Eu já estava perfeitamente arrumada: blusão de lã colorido e polainas. Sempre tive os pés grandes, as pernas finas e a bunda rígida. Ele pensava nisso quando eu fui até o banheiro, tenho certeza que pensava. Pensava com uma exatidão que o assustava e o deixava tenso. Que o fazia folhear livros sem ler e devolvê-los à estante.

Apareci de volta com uma calça jeans apertada e uma espécie de blusa de chita violeta. Dei a blusa na mão dele e perguntei como estava o cheiro.
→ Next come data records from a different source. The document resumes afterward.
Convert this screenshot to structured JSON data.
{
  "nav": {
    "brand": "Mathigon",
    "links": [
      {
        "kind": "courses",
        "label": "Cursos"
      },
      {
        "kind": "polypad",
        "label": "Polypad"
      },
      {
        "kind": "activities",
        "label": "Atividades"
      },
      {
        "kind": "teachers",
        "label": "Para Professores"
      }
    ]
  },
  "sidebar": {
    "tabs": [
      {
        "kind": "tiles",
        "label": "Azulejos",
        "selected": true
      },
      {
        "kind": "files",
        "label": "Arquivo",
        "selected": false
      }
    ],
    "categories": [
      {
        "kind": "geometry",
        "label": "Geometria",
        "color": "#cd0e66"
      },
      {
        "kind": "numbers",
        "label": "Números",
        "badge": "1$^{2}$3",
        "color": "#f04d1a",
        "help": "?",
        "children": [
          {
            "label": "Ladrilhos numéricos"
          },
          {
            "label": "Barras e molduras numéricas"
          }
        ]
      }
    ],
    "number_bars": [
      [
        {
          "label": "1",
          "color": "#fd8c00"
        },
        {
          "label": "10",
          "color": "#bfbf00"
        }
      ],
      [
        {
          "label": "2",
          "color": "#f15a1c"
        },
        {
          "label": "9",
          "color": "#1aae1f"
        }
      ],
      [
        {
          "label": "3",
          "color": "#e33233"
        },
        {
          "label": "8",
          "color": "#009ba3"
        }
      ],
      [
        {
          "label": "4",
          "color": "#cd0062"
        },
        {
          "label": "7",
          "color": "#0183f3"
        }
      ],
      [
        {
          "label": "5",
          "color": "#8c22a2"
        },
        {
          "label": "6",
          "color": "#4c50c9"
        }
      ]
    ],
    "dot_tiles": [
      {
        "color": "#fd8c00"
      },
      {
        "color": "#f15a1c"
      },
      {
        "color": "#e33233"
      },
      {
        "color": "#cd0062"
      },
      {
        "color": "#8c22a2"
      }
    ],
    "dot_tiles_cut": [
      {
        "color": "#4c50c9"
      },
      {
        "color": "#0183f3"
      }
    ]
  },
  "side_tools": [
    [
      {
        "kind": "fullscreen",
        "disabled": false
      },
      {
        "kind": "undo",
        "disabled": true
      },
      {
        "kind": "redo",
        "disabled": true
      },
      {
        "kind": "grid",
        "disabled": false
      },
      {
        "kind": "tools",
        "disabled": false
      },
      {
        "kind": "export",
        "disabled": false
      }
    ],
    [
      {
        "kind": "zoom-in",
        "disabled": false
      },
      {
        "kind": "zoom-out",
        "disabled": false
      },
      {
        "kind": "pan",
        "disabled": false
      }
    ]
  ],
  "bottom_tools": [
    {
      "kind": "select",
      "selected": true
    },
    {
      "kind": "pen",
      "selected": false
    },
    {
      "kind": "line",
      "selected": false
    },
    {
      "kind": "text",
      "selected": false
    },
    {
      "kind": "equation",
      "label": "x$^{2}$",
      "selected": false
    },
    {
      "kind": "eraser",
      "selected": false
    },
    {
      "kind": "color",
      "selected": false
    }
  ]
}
- Um cheiro terrível – ele disse.

Então eu pedi que ele se virasse e vesti a blusa. Levantei os cabelos – eram os cabelos que mais lhe chamavam atenção em todas as mulheres que já havia conhecido, mas ele nunca me disse nada, e mesmo assim eu sabia. Certamente ele pensava como foi horrível quando eu cortei a franja, enquanto me dava o laço na blusa de chita. Eu me virei e perguntei: “que tal?” Ele disse que o cheiro estava realmente insuportável. Eu disse com certo orgulho que tinha usado a blusa por três dias seguidos. No final desisti da blusa, quando ele disse que não sairia comigo daquele jeito. Estávamos nos divertindo como crianças.

Depois então eu soltei os cabelos e apareci com um camisão de seda preto, desses de gola larga caindo no ombro, que tias velhas sedutoras usam nos velórios precipitados. Vestia também uma outra calça, de veludo: linda calça de veludo. Ele disse que eu estava parecendo a Patti Smith. Eu gostei.

Vesti sapatos de salto azuis, depois sapatos pretos, depois botas texanas, fiquei descalça – as unhas órfãs – então vesti um tênis. Ele esperava vendo fotos de pessoas desconhecidas que tentavam parecer pessoas familiares. Então eu tirei o tênis, tirei a calça de veludo, ele disse: “é linda a calça de veludo”.

Saí do banheiro com uma calça jeans escura, vesti de novo o tênis, usava agora uma camisa branca. Ele me disse para vestir outra vez a calça de veludo: linda calça de veludo.

Eu disse para ele não me pressionar. Abri o armário e ele viu um terno de lã xadrez bem surrado e disse: “você deveria ir com a calça de veludo preta e o terno xadrez, descalça”. Estalei a língua no céu da boca e ele se calou. Ríamos por dentro e por fora estávamos vazios. Vazios não, tímidos. Com quem mais eu poderia conversar sobre calças de veludo e ternos afinal? - eu pensava enquanto descíamos as escadas sem luz.

Subindo pela perimetral. Reparei que por todos os lados havia cemitérios. Cemitérios lotados, ele me disse, onde não cabia mais ninguém.

- E onde enterram os mortos? - eu perguntei.

- Na periferia - ele disse vagamente.

Quem mais eu poderia deixar falar por último assim, deliberadamente? – eu pensei, mas não disse mais nada sobre os cemitérios lotados.

Havia, contudo, uma fileira com bancas de flores para os mortos. Eu lhe contei ofegante que o meu sonho romântico seria que alguém me trouxesse de carro, parasse o carro em fila dupla e fosse a uma dessas floriculturas me comprar flores. Falei isso de olhos baixos, vendada. Andávamos como velhos que já viram demais, entregues, os braços dados como na festa junina, eu pensei. Mas não disse mais nada sobre as flores da morte, porque nós dois tínhamos ainda muito para procurar juntos. Sim, juntos! Então pela primeira vez na noite – quem será a vagabunda, meu deus, quem? – deixei de sorrir e seguimos em silêncio.